2 – Corps et âme d’Ildiko Enyedi (2017)
Réalisme et lyrisme mélangés : un film poétique d’une infinie tendresse.
3 – La leçon de piano de Jane Campion (1993)
Une maîtrise exceptionnelle dans chaque plan, un regard plein d’empathie sur la vie de ses héros.
4 – Suzaku de Naomi Kawase (1997)
La restitution d’un monde en plein désarroi. Un film impressionniste et réaliste tout à la fois.
5 – Les Dieux du stade de Leni Riefenstahl (1938)
On n’a jamais fait meilleur documentaire sur le sport.
Les cinq rôles d’actrices qui m’ont ébloui
1- Arletty dans Les Enfants du paradis de Marcel Carné (1945)
Elégance, gouaille, voix inimitable. Un mythe!
2- Cyd Charisse dans Traquenard de Nicholas Ray (1958)
La plus belle danseuse du cinéma mondial. Emouvante et sensuelle, un rêve de perfection.

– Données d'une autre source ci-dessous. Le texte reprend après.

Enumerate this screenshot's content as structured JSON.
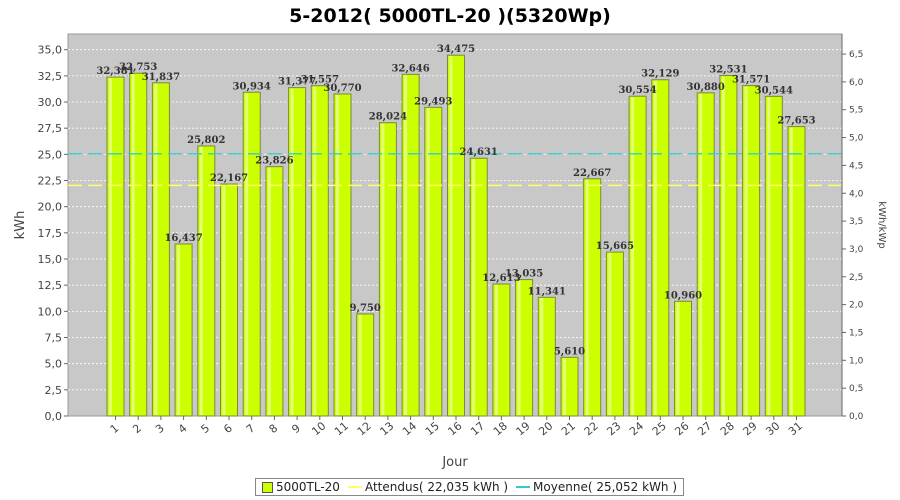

3- Gene Tierney dans The Shanghaï gesture de Joseph von Strenberg (1941)
Fragile et mystérieuse, incroyablement touchante. Une icône.
4 – Anne Magnani dans Rome Ville ouverte de Roberto Rossellini (1945)
Géniale tragédienne, bouleversante, toujours naturelle, le symbole même de la femme italienne.
5 – Simone Signoret dans Casque d’or de Jacques Becker (1952)
Magistrale et lumineuse, autoritaire et tendre. On ne peut pas l’oublier.